The Heterogeneous Interface for Portability (HIP) provides a programming framework for harnessing the compute capabilities of multicore processors such as the AMD MI250X GPU’s on Setonix. In this course we focus on the essentials of developing HIP applications, with a focus on supercomputing.
- course_material - contains the course material.
- deployment - contains tools for deploying course material to Github and managing users.
- resources - helpful tools and information for use within the course.
In this course we cover the following topics. Each topic is a subfolder in course_material.
- Lesson 1 - Introduction to HIP and high level features
- Lesson 2 - How to build and run applications on Cray AMD systems like Frontier and Setonix
- Lesson 3 - A complete example of matrix multiplication, explained line by line
- Lesson 4 - Debugging HIP applications
- Lesson 5 - Measuring the performance of HIP applications with profiling and tracing tools
- Lesson 6 - Memory management with HIP
- Lesson 7 - Strategies for improving the performance of HIP kernels
- Lesson 8 - Strategies for optimising application performance with concurrent IO.

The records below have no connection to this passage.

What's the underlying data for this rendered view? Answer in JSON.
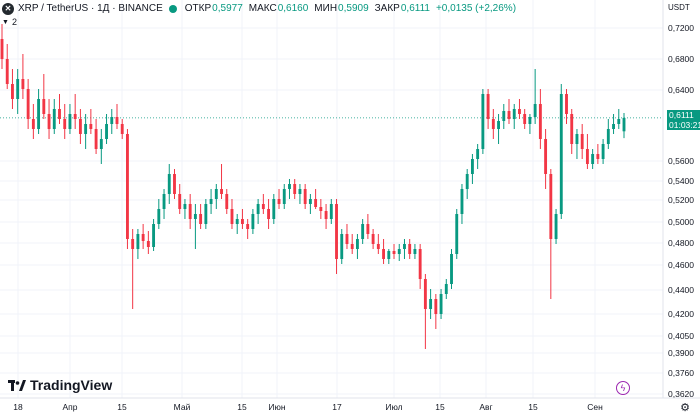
{
  "header": {
    "symbol": "XRP / TetherUS · 1Д · BINANCE",
    "logo_glyph": "✕",
    "ohlc": [
      {
        "label": "ОТКР",
        "value": "0,5977"
      },
      {
        "label": "МАКС",
        "value": "0,6160"
      },
      {
        "label": "МИН",
        "value": "0,5909"
      },
      {
        "label": "ЗАКР",
        "value": "0,6111"
      },
      {
        "label": "",
        "value": "+0,0135 (+2,26%)"
      }
    ],
    "currency": "USDT",
    "indicator_count": "2"
  },
  "badge": {
    "price": "0,6111",
    "countdown": "01:03:21"
  },
  "logo_text": "TradingView",
  "colors": {
    "up": "#089981",
    "down": "#f23645",
    "grid": "#f0f3fa"
  },
  "chart_data": {
    "type": "candlestick",
    "y_ticks": [
      "0,7200",
      "0,6800",
      "0,6400",
      "0,5600",
      "0,5400",
      "0,5200",
      "0,5000",
      "0,4800",
      "0,4600",
      "0,4400",
      "0,4200",
      "0,4050",
      "0,3900",
      "0,3760",
      "0,3620"
    ],
    "x_ticks": [
      "18",
      "Апр",
      "15",
      "Май",
      "15",
      "Июн",
      "17",
      "Июл",
      "15",
      "Авг",
      "15",
      "Сен"
    ],
    "last_price": 0.6111,
    "candles": [
      [
        0.69,
        0.705,
        0.66,
        0.67
      ],
      [
        0.67,
        0.685,
        0.64,
        0.645
      ],
      [
        0.645,
        0.66,
        0.62,
        0.63
      ],
      [
        0.63,
        0.66,
        0.615,
        0.65
      ],
      [
        0.65,
        0.675,
        0.63,
        0.64
      ],
      [
        0.64,
        0.65,
        0.6,
        0.61
      ],
      [
        0.61,
        0.625,
        0.59,
        0.6
      ],
      [
        0.6,
        0.64,
        0.595,
        0.63
      ],
      [
        0.63,
        0.655,
        0.61,
        0.615
      ],
      [
        0.615,
        0.63,
        0.59,
        0.6
      ],
      [
        0.6,
        0.63,
        0.595,
        0.62
      ],
      [
        0.62,
        0.635,
        0.605,
        0.61
      ],
      [
        0.61,
        0.625,
        0.59,
        0.6
      ],
      [
        0.6,
        0.625,
        0.595,
        0.615
      ],
      [
        0.615,
        0.635,
        0.6,
        0.61
      ],
      [
        0.61,
        0.62,
        0.585,
        0.595
      ],
      [
        0.595,
        0.615,
        0.58,
        0.605
      ],
      [
        0.605,
        0.62,
        0.595,
        0.6
      ],
      [
        0.6,
        0.61,
        0.575,
        0.58
      ],
      [
        0.58,
        0.6,
        0.565,
        0.59
      ],
      [
        0.59,
        0.615,
        0.585,
        0.605
      ],
      [
        0.605,
        0.62,
        0.595,
        0.612
      ],
      [
        0.612,
        0.625,
        0.6,
        0.605
      ],
      [
        0.605,
        0.61,
        0.59,
        0.595
      ],
      [
        0.595,
        0.6,
        0.48,
        0.49
      ],
      [
        0.49,
        0.5,
        0.42,
        0.48
      ],
      [
        0.48,
        0.5,
        0.47,
        0.495
      ],
      [
        0.495,
        0.505,
        0.48,
        0.488
      ],
      [
        0.488,
        0.498,
        0.475,
        0.482
      ],
      [
        0.482,
        0.51,
        0.478,
        0.505
      ],
      [
        0.505,
        0.53,
        0.5,
        0.52
      ],
      [
        0.52,
        0.54,
        0.51,
        0.535
      ],
      [
        0.535,
        0.565,
        0.525,
        0.555
      ],
      [
        0.555,
        0.56,
        0.53,
        0.535
      ],
      [
        0.535,
        0.545,
        0.515,
        0.52
      ],
      [
        0.52,
        0.53,
        0.51,
        0.525
      ],
      [
        0.525,
        0.535,
        0.5,
        0.51
      ],
      [
        0.51,
        0.525,
        0.48,
        0.515
      ],
      [
        0.515,
        0.525,
        0.5,
        0.505
      ],
      [
        0.505,
        0.53,
        0.5,
        0.525
      ],
      [
        0.525,
        0.54,
        0.515,
        0.53
      ],
      [
        0.53,
        0.545,
        0.52,
        0.54
      ],
      [
        0.54,
        0.565,
        0.53,
        0.535
      ],
      [
        0.535,
        0.54,
        0.515,
        0.52
      ],
      [
        0.52,
        0.53,
        0.5,
        0.505
      ],
      [
        0.505,
        0.515,
        0.495,
        0.51
      ],
      [
        0.51,
        0.52,
        0.5,
        0.505
      ],
      [
        0.505,
        0.51,
        0.49,
        0.5
      ],
      [
        0.5,
        0.52,
        0.495,
        0.515
      ],
      [
        0.515,
        0.53,
        0.505,
        0.525
      ],
      [
        0.525,
        0.535,
        0.515,
        0.52
      ],
      [
        0.52,
        0.53,
        0.5,
        0.51
      ],
      [
        0.51,
        0.535,
        0.505,
        0.53
      ],
      [
        0.53,
        0.54,
        0.52,
        0.525
      ],
      [
        0.525,
        0.545,
        0.52,
        0.54
      ],
      [
        0.54,
        0.55,
        0.53,
        0.545
      ],
      [
        0.545,
        0.55,
        0.53,
        0.535
      ],
      [
        0.535,
        0.545,
        0.525,
        0.54
      ],
      [
        0.54,
        0.545,
        0.52,
        0.525
      ],
      [
        0.525,
        0.535,
        0.515,
        0.53
      ],
      [
        0.53,
        0.54,
        0.52,
        0.522
      ],
      [
        0.522,
        0.53,
        0.51,
        0.518
      ],
      [
        0.518,
        0.525,
        0.5,
        0.51
      ],
      [
        0.51,
        0.53,
        0.505,
        0.525
      ],
      [
        0.525,
        0.53,
        0.455,
        0.47
      ],
      [
        0.47,
        0.5,
        0.465,
        0.495
      ],
      [
        0.495,
        0.505,
        0.48,
        0.485
      ],
      [
        0.485,
        0.495,
        0.475,
        0.48
      ],
      [
        0.48,
        0.495,
        0.47,
        0.49
      ],
      [
        0.49,
        0.51,
        0.485,
        0.505
      ],
      [
        0.505,
        0.515,
        0.49,
        0.495
      ],
      [
        0.495,
        0.5,
        0.48,
        0.485
      ],
      [
        0.485,
        0.495,
        0.475,
        0.48
      ],
      [
        0.48,
        0.49,
        0.465,
        0.47
      ],
      [
        0.47,
        0.48,
        0.465,
        0.478
      ],
      [
        0.478,
        0.485,
        0.47,
        0.475
      ],
      [
        0.475,
        0.485,
        0.468,
        0.48
      ],
      [
        0.48,
        0.49,
        0.47,
        0.485
      ],
      [
        0.485,
        0.49,
        0.47,
        0.475
      ],
      [
        0.475,
        0.485,
        0.47,
        0.48
      ],
      [
        0.48,
        0.485,
        0.44,
        0.45
      ],
      [
        0.45,
        0.455,
        0.38,
        0.42
      ],
      [
        0.42,
        0.44,
        0.41,
        0.43
      ],
      [
        0.43,
        0.435,
        0.4,
        0.415
      ],
      [
        0.415,
        0.44,
        0.41,
        0.435
      ],
      [
        0.435,
        0.45,
        0.43,
        0.445
      ],
      [
        0.445,
        0.48,
        0.44,
        0.475
      ],
      [
        0.475,
        0.52,
        0.47,
        0.515
      ],
      [
        0.515,
        0.545,
        0.505,
        0.54
      ],
      [
        0.54,
        0.56,
        0.53,
        0.555
      ],
      [
        0.555,
        0.575,
        0.545,
        0.57
      ],
      [
        0.57,
        0.585,
        0.56,
        0.58
      ],
      [
        0.58,
        0.64,
        0.575,
        0.635
      ],
      [
        0.635,
        0.64,
        0.6,
        0.61
      ],
      [
        0.61,
        0.62,
        0.59,
        0.6
      ],
      [
        0.6,
        0.615,
        0.585,
        0.608
      ],
      [
        0.608,
        0.625,
        0.6,
        0.618
      ],
      [
        0.618,
        0.63,
        0.605,
        0.61
      ],
      [
        0.61,
        0.625,
        0.6,
        0.62
      ],
      [
        0.62,
        0.63,
        0.61,
        0.615
      ],
      [
        0.615,
        0.62,
        0.6,
        0.605
      ],
      [
        0.605,
        0.615,
        0.595,
        0.612
      ],
      [
        0.612,
        0.66,
        0.605,
        0.625
      ],
      [
        0.625,
        0.64,
        0.58,
        0.59
      ],
      [
        0.59,
        0.6,
        0.54,
        0.555
      ],
      [
        0.555,
        0.56,
        0.43,
        0.49
      ],
      [
        0.49,
        0.52,
        0.485,
        0.515
      ],
      [
        0.515,
        0.645,
        0.51,
        0.635
      ],
      [
        0.635,
        0.64,
        0.605,
        0.615
      ],
      [
        0.615,
        0.62,
        0.575,
        0.585
      ],
      [
        0.585,
        0.6,
        0.57,
        0.595
      ],
      [
        0.595,
        0.605,
        0.57,
        0.58
      ],
      [
        0.58,
        0.595,
        0.56,
        0.565
      ],
      [
        0.565,
        0.58,
        0.56,
        0.575
      ],
      [
        0.575,
        0.585,
        0.565,
        0.57
      ],
      [
        0.57,
        0.59,
        0.565,
        0.585
      ],
      [
        0.585,
        0.61,
        0.58,
        0.6
      ],
      [
        0.6,
        0.615,
        0.595,
        0.605
      ],
      [
        0.605,
        0.62,
        0.6,
        0.61
      ],
      [
        0.5977,
        0.616,
        0.5909,
        0.6111
      ]
    ]
  }
}
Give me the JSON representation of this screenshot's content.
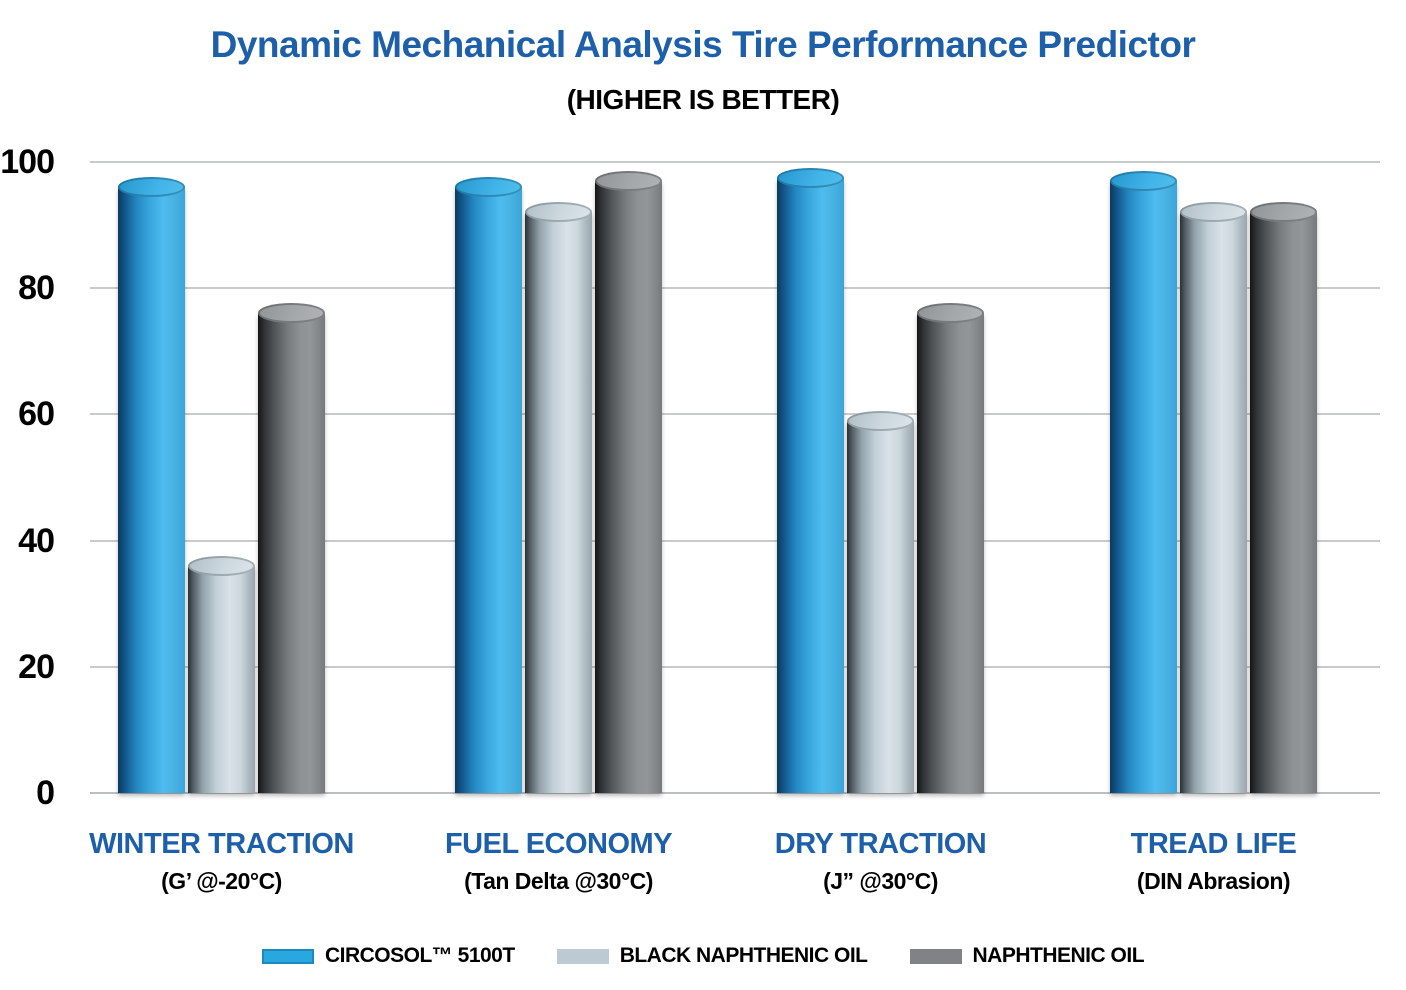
{
  "title": "Dynamic Mechanical Analysis Tire Performance Predictor",
  "subtitle": "(HIGHER IS BETTER)",
  "colors": {
    "title_blue": "#1d5fa8",
    "category_label_blue": "#1d5fa8",
    "gridline_gray": "#c9cacc",
    "circosol_blue": "#29a8e0",
    "black_naphthenic_gray": "#bccbd3",
    "naphthenic_gray": "#808285"
  },
  "chart_data": {
    "type": "bar",
    "style": "3d-cylinder",
    "title": "Dynamic Mechanical Analysis Tire Performance Predictor",
    "subtitle": "(HIGHER IS BETTER)",
    "categories": [
      {
        "label": "WINTER TRACTION",
        "sublabel": "(G’ @-20°C)"
      },
      {
        "label": "FUEL ECONOMY",
        "sublabel": "(Tan Delta @30°C)"
      },
      {
        "label": "DRY TRACTION",
        "sublabel": "(J” @30°C)"
      },
      {
        "label": "TREAD LIFE",
        "sublabel": "(DIN Abrasion)"
      }
    ],
    "series": [
      {
        "name": "CIRCOSOL™ 5100T",
        "color": "#29a8e0",
        "values": [
          96,
          96,
          97.5,
          97
        ]
      },
      {
        "name": "BLACK NAPHTHENIC OIL",
        "color": "#bccbd3",
        "values": [
          36,
          92,
          59,
          92
        ]
      },
      {
        "name": "NAPHTHENIC OIL",
        "color": "#808285",
        "values": [
          76,
          97,
          76,
          92
        ]
      }
    ],
    "ylim": [
      0,
      100
    ],
    "yticks": [
      0,
      20,
      40,
      60,
      80,
      100
    ],
    "grid": true,
    "legend_position": "bottom"
  }
}
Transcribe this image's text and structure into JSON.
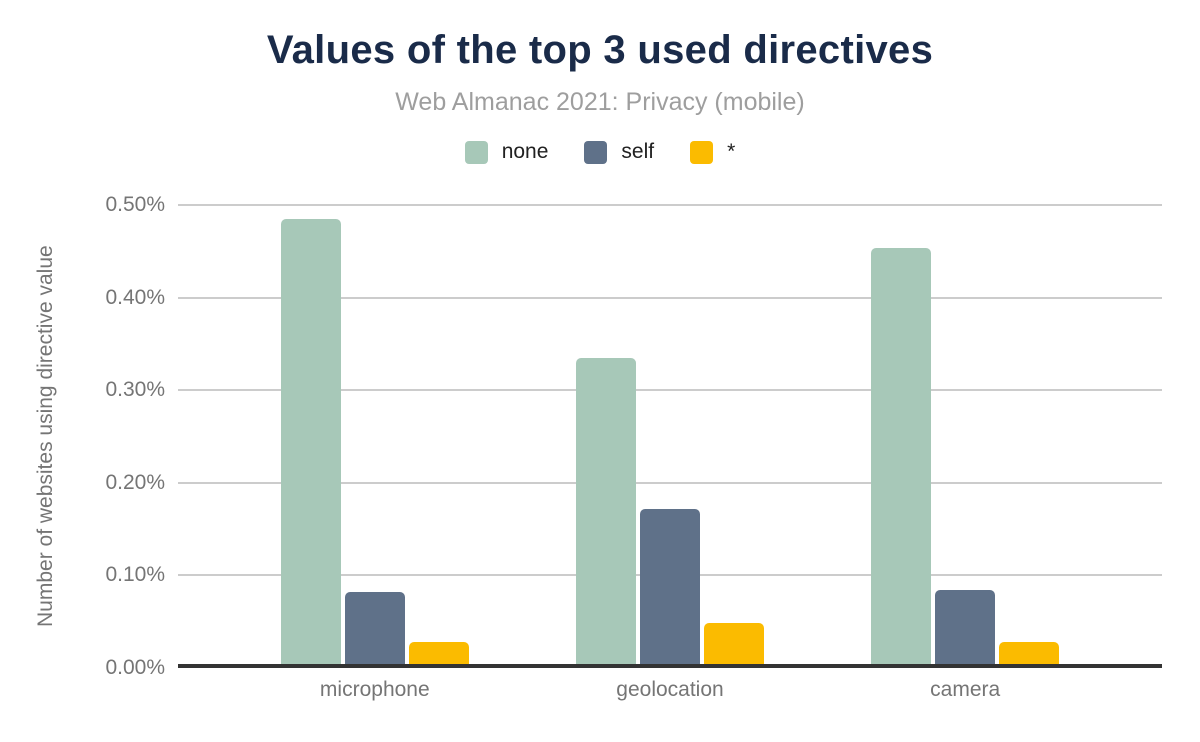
{
  "chart_data": {
    "type": "bar",
    "title": "Values of the top 3 used directives",
    "subtitle": "Web Almanac 2021: Privacy (mobile)",
    "categories": [
      "microphone",
      "geolocation",
      "camera"
    ],
    "series": [
      {
        "name": "none",
        "color": "#a7c8b8",
        "values": [
          0.485,
          0.335,
          0.454
        ]
      },
      {
        "name": "self",
        "color": "#5f7189",
        "values": [
          0.082,
          0.172,
          0.084
        ]
      },
      {
        "name": "*",
        "color": "#fbbb00",
        "values": [
          0.028,
          0.049,
          0.028
        ]
      }
    ],
    "xlabel": "",
    "ylabel": "Number of websites using directive value",
    "ylim": [
      0,
      0.5
    ],
    "yticks": [
      "0.50%",
      "0.40%",
      "0.30%",
      "0.20%",
      "0.10%",
      "0.00%"
    ],
    "ytick_values": [
      0.5,
      0.4,
      0.3,
      0.2,
      0.1,
      0.0
    ],
    "value_unit": "%",
    "grid": true,
    "legend_position": "top",
    "group_centers": [
      0.2,
      0.5,
      0.8
    ]
  },
  "colors": {
    "title": "#1a2b49",
    "subtitle": "#9e9e9e",
    "axis_text": "#757575",
    "gridline": "#cccccc",
    "axis_line": "#333333",
    "background": "#ffffff"
  }
}
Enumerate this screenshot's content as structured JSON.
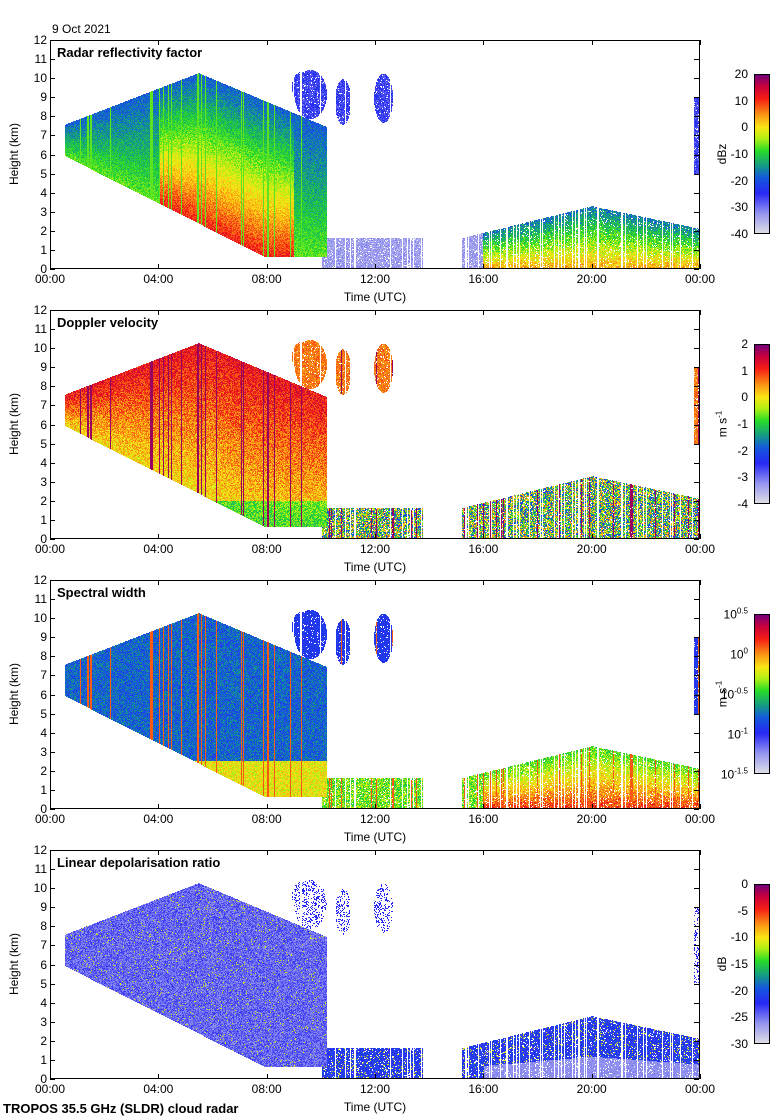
{
  "header": {
    "date": "9 Oct 2021"
  },
  "footer": {
    "instrument": "TROPOS 35.5 GHz (SLDR) cloud radar"
  },
  "chart_data": [
    {
      "type": "heatmap",
      "title": "Radar reflectivity factor",
      "xlabel": "Time (UTC)",
      "ylabel": "Height (km)",
      "x_ticks": [
        "00:00",
        "04:00",
        "08:00",
        "12:00",
        "16:00",
        "20:00",
        "00:00"
      ],
      "xlim_hours": [
        0,
        24
      ],
      "y_ticks": [
        "0",
        "1",
        "2",
        "3",
        "4",
        "5",
        "6",
        "7",
        "8",
        "9",
        "10",
        "11",
        "12"
      ],
      "ylim_km": [
        0,
        12
      ],
      "colorbar": {
        "label": "dBz",
        "range": [
          -40,
          20
        ],
        "ticks": [
          "20",
          "10",
          "0",
          "-10",
          "-20",
          "-30",
          "-40"
        ]
      },
      "field": "reflectivity"
    },
    {
      "type": "heatmap",
      "title": "Doppler velocity",
      "xlabel": "Time (UTC)",
      "ylabel": "Height (km)",
      "x_ticks": [
        "00:00",
        "04:00",
        "08:00",
        "12:00",
        "16:00",
        "20:00",
        "00:00"
      ],
      "xlim_hours": [
        0,
        24
      ],
      "y_ticks": [
        "0",
        "1",
        "2",
        "3",
        "4",
        "5",
        "6",
        "7",
        "8",
        "9",
        "10",
        "11",
        "12"
      ],
      "ylim_km": [
        0,
        12
      ],
      "colorbar": {
        "label": "m s-1",
        "range": [
          -4,
          2
        ],
        "ticks": [
          "2",
          "1",
          "0",
          "-1",
          "-2",
          "-3",
          "-4"
        ]
      },
      "field": "velocity"
    },
    {
      "type": "heatmap",
      "title": "Spectral width",
      "xlabel": "Time (UTC)",
      "ylabel": "Height (km)",
      "x_ticks": [
        "00:00",
        "04:00",
        "08:00",
        "12:00",
        "16:00",
        "20:00",
        "00:00"
      ],
      "xlim_hours": [
        0,
        24
      ],
      "y_ticks": [
        "0",
        "1",
        "2",
        "3",
        "4",
        "5",
        "6",
        "7",
        "8",
        "9",
        "10",
        "11",
        "12"
      ],
      "ylim_km": [
        0,
        12
      ],
      "colorbar": {
        "label": "m s-1",
        "scale": "log10",
        "range": [
          -1.5,
          0.5
        ],
        "ticks": [
          "10^0.5",
          "10^0",
          "10^-0.5",
          "10^-1",
          "10^-1.5"
        ]
      },
      "field": "width"
    },
    {
      "type": "heatmap",
      "title": "Linear depolarisation ratio",
      "xlabel": "Time (UTC)",
      "ylabel": "Height (km)",
      "x_ticks": [
        "00:00",
        "04:00",
        "08:00",
        "12:00",
        "16:00",
        "20:00",
        "00:00"
      ],
      "xlim_hours": [
        0,
        24
      ],
      "y_ticks": [
        "0",
        "1",
        "2",
        "3",
        "4",
        "5",
        "6",
        "7",
        "8",
        "9",
        "10",
        "11",
        "12"
      ],
      "ylim_km": [
        0,
        12
      ],
      "colorbar": {
        "label": "dB",
        "range": [
          -30,
          0
        ],
        "ticks": [
          "0",
          "-5",
          "-10",
          "-15",
          "-20",
          "-25",
          "-30"
        ]
      },
      "field": "ldr"
    }
  ],
  "cloud_features": [
    {
      "description": "Deep frontal cloud descending",
      "start_hour": 0.5,
      "end_hour": 10,
      "top_km_max": 10.5,
      "base_km_min": 0.5
    },
    {
      "description": "Upper cirrus patches",
      "start_hour": 8.8,
      "end_hour": 13.3,
      "top_km": 10.5,
      "base_km": 7
    },
    {
      "description": "Low clouds",
      "start_hour": 15.5,
      "end_hour": 24,
      "top_km": 3.5,
      "base_km": 0
    }
  ],
  "colors": {
    "axis": "#000000",
    "background": "#ffffff"
  }
}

- Lesson 9 - Porting CUDA applications to HIP
Lessons are in the form of Jupyter notebooks which can be viewed on the student's machine with JupyterLab or with a web browser. All exercises may be performed on the command line using an SSH connection to a remote server that has ROCM installed.
A recent version of Anaconda Python is helpful for viewing the notebook files. Once Anaconda is installed create a new environment
conda create --name hip_course python=3.10 nodejs=18.15.0
conda activate hip_course
A list of helpful packages for viewing the material may then be installed with this command when run from the HIP_Course folder.
pip install -r deployment/requirements.txt
then run
jupyter-lab
from the command line to start the Jupyter Lab environment. The command
conda activate hip_course
is to enter the created environment, and the command
conda deactivate
will leave the environment.
In order to use the material in this course a full installation of ROCM is advised. It is the path of least pain to use a distribution of Linux that ROCM officially supports. The AMD utility amdgpu-install can install ROCM packages. This command will install the ROCM tools.
sudo amdgpu-install -y --usecase=opencl,hip,rocm,openclsdk,hip,hiplibsdk,rocmdevtools,rocmdev
It is advisable to use an AMD graphics card that ROCM supports. Other AMD GPU's work unofficially, but you can expect the occasional undefined behaviour and things not working like they should.
HIP can also use a CUDA backend. In that case install both ROCM and a compatible version of CUDA. Usually a safe choice for CUDA is the previous major release. Then the course may be run on a CUDA backend with a recent NVIDIA graphics card. In such instances the environment variable HIP_PLATFORM must be set to nvidia.
export HIP_PLATFORM=nvidia
If either the AMD or NVIDIA backend is not available, then the HIP CPU runtime is a header-only library that provides a way to develop HIP applications on a CPU.